Real-World Example: Course Prerequisite Check
Find students trying to enroll in advanced courses without completing prerequisites:
-- Students enrolled in Advanced Database (requires Intro to DB)
SELECT s.StudentID, s.Name
FROM Students s
JOIN Enrollments e ON s.StudentID = e.StudentID
WHERE e.CourseID = 'CS401'
MINUS
-- Students who completed Intro to Database
SELECT s.StudentID, s.Name
FROM Students s
JOIN CompletedCourses cc ON s.StudentID = cc.StudentID
WHERE cc.CourseID = 'CS201' AND cc.Status = 'Passed';Using MINUS with Multiple Exclusions
Chain MINUS operations to exclude from multiple sources:
-- Employees available for new project assignment
-- (not on leave AND not already on a project AND not in probation)
SELECT EmpID, Name FROM Employees WHERE Status = 'Active'
MINUS
SELECT EmpID, Name FROM LeaveRecords WHERE LeaveDate >= SYSDATE
MINUS
SELECT EmpID, Name FROM ProjectAssignments WHERE EndDate IS NULL
MINUS
SELECT EmpID, Name FROM Employees WHERE JoinDate > ADD_MONTHS(SYSDATE, -3);MINUS with Aggregate Data
-- Product categories with declining sales (present last quarter, absent this quarter)

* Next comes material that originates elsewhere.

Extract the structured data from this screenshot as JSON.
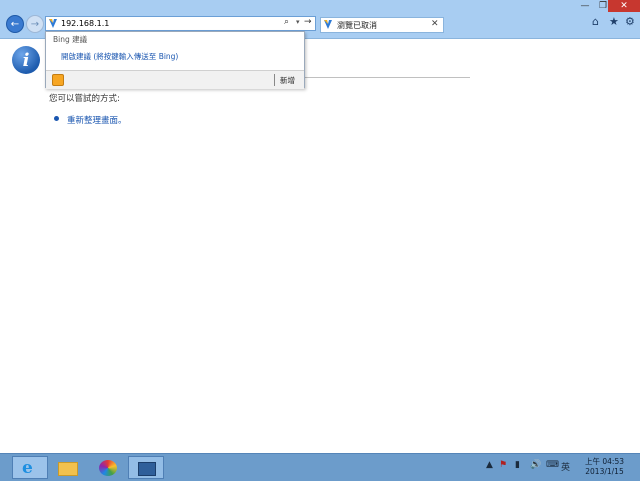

SELECT Category, 'Available' AS Status
FROM Products
WHERE ProductID IN (
SELECT ProductID FROM Sales WHERE SaleDate >= ADD_MONTHS(SYSDATE, -6)
AND SaleDate < ADD_MONTHS(SYSDATE, -3)
)
MINUS
SELECT Category, 'Available'
FROM Products
WHERE ProductID IN (
SELECT ProductID FROM Sales WHERE SaleDate >= ADD_MONTHS(SYSDATE, -3)
);Simulating MINUS in Non-Oracle Databases
If you need Oracle's MINUS functionality in other databases:
SQL Server and PostgreSQL
Simply use EXCEPT — it is the same operation:
SELECT columns FROM table1
EXCEPT
SELECT columns FROM table2;Older MySQL (before 8.0.31)
Use LEFT JOIN with NULL check:
SELECT a.EmpID, a.Name
FROM AllEmployees a
LEFT JOIN ProjectAssigned p ON a.EmpID = p.EmpID
WHERE p.EmpID IS NULL;Or use NOT EXISTS:
SELECT EmpID, Name FROM AllEmployees a
WHERE NOT EXISTS (
SELECT 1 FROM ProjectAssigned p WHERE p.EmpID = a.EmpID
);MINUS vs NOT IN vs NOT EXISTS
| Approach | NULL Safe | Performance | Readability |
|---|---|---|---|
| MINUS/EXCEPT | Yes | Good (hash-based) | Excellent |
| NOT IN | No (fails with NULLs) | Varies | Good |
| NOT EXISTS | Yes | Good (correlated) | Moderate |
| LEFT JOIN + IS NULL | Yes | Good | Moderate |
MINUS/EXCEPT is generally the most readable option and handles NULLs correctly, making it the preferred approach when your database supports it.
Common Mistakes to Avoid
Mistake 1: Using MINUS in non-Oracle databases. Only Oracle uses MINUS. Use EXCEPT in SQL Server, PostgreSQL, MySQL 8.0.31+, and SQLite.
Mistake 2: Expecting MINUS to work on column subsets. MINUS compares entire rows. If you only want to compare by one column, select only that column.
Mistake 3: Forgetting that MINUS removes duplicates from the first set. Even without the subtraction, MINUS eliminates duplicates from the first query's results.
Mistake 4: Confusing the direction. A MINUS B gives you what is in A but not in B. Draw a Venn diagram if confused.
Best Practices
- Use MINUS in Oracle, EXCEPT everywhere else — same logic, different syntax
- Draw a Venn diagram when building complex set operations to visualize what you want
- Chain MINUS operations for multiple exclusion criteria
- Prefer MINUS over NOT IN for NULL safety
- Always test with sample data to confirm you are excluding the right rows
- Use meaningful column aliases in the first query since they become the result column names
The MINUS operator is Oracle's implementation of set difference — a fundamental operation for finding gaps, identifying non-compliance, and performing data reconciliation across datasets.